Inside the Gates: Aboard the USS Theodore Roosevelt
Forty miles off the coast near Seward in the Gulf of Alaska, the U.S. Navy aircraft carrier USS Theodore Roosevelt slices through 10-foot waves.
It’s conducting training exercises as part of Northern Edge 2019, the largest joint training mission in the state. The 11-day event that concludes this week is aimed at preparing joint forces to respond to crises in the Indo-Pacific.
The Theodore Roosevelt is also known as The Big Stick, a nod to its namesake’s famous quote and view on foreign policy: "Speak softly and carry a big stick." It stands 20 stories high and can hold more than 5,000 people on board.
When thinking about the Navy, most people imagine navigating waterways rather than flying planes, but aircraft carriers combine the two.
A steam-powered catapult launches winged aircraft from the deck.
"So the aircraft you see aboard here on the Theodore Roosevelt are launching from the Gulf of Alaska and flying deep into the state of Alaska to conduct joint training, attacking targets ashore,” said Rear Adm.

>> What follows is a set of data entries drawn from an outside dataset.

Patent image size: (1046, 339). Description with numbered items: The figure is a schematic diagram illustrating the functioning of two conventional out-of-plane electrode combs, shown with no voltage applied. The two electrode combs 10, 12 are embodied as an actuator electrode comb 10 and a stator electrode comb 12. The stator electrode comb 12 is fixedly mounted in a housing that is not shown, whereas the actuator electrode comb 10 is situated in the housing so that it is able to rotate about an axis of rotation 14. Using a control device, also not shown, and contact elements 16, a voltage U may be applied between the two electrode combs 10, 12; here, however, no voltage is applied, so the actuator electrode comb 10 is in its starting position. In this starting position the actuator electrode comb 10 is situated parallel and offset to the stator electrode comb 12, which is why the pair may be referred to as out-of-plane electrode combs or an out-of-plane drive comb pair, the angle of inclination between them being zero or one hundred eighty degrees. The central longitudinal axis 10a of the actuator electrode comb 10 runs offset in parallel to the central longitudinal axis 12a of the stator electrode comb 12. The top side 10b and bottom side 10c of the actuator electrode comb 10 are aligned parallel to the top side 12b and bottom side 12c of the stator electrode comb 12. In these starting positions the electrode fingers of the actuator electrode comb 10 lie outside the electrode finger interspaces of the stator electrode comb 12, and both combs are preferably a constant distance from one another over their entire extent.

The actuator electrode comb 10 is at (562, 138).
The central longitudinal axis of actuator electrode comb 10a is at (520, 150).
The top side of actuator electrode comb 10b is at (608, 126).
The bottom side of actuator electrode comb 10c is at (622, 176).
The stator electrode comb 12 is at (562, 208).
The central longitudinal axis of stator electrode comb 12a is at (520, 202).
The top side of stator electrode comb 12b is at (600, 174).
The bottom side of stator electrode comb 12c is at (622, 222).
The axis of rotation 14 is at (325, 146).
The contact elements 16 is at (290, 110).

Dan Dwyer, commander of Carrier Strike Group 9. “We are also conducting joint air and maritime interdiction at sea, with the United States Air Force and Marine Corps, so missions on land and at sea as part of Northern Edge 2019."
The aircraft land on the flight deck using arresting gear cables that work like long bungee cords. As planes land, hooks connected to them snag the cables. This allows the large aircraft to land on the 1,100-foot flight deck.
"Those aircraft go from zero to 160 knots in about 200 feet in about 1 1/2 seconds," Dwyer said. "And they go from 160 knots to zero in about 1 1/2 seconds and in about 300 feet."
Every flight and all aircraft maintenance are monitored from the flight deck control room.
"Flight deck control is the nerve center of the flight deck; anything that needs to happen out on deck comes through here," Petty Officer 1st Class Philip Baker said.
The crew keeps a keen eye on the happenings on the flight deck with what they call the Ouija board. It’s a small-scale exact replica of the flight deck that uses old school technology: small aircraft cut outs that resemble puzzle pieces, each marked with a colored pin, nut or other colored trinket that indicates the status of the aircraft.
“Whenever an aircraft needs fuel, like aircraft 601, we'll put a purple nut on it, that tells us we need to add fuel to it," Baker said. "When we actually get fuel pumped into the aircraft we'll turn it to its side."
After the Northern Edge exercises, the Theodore Roosevelt will head back to its home port in San Diego.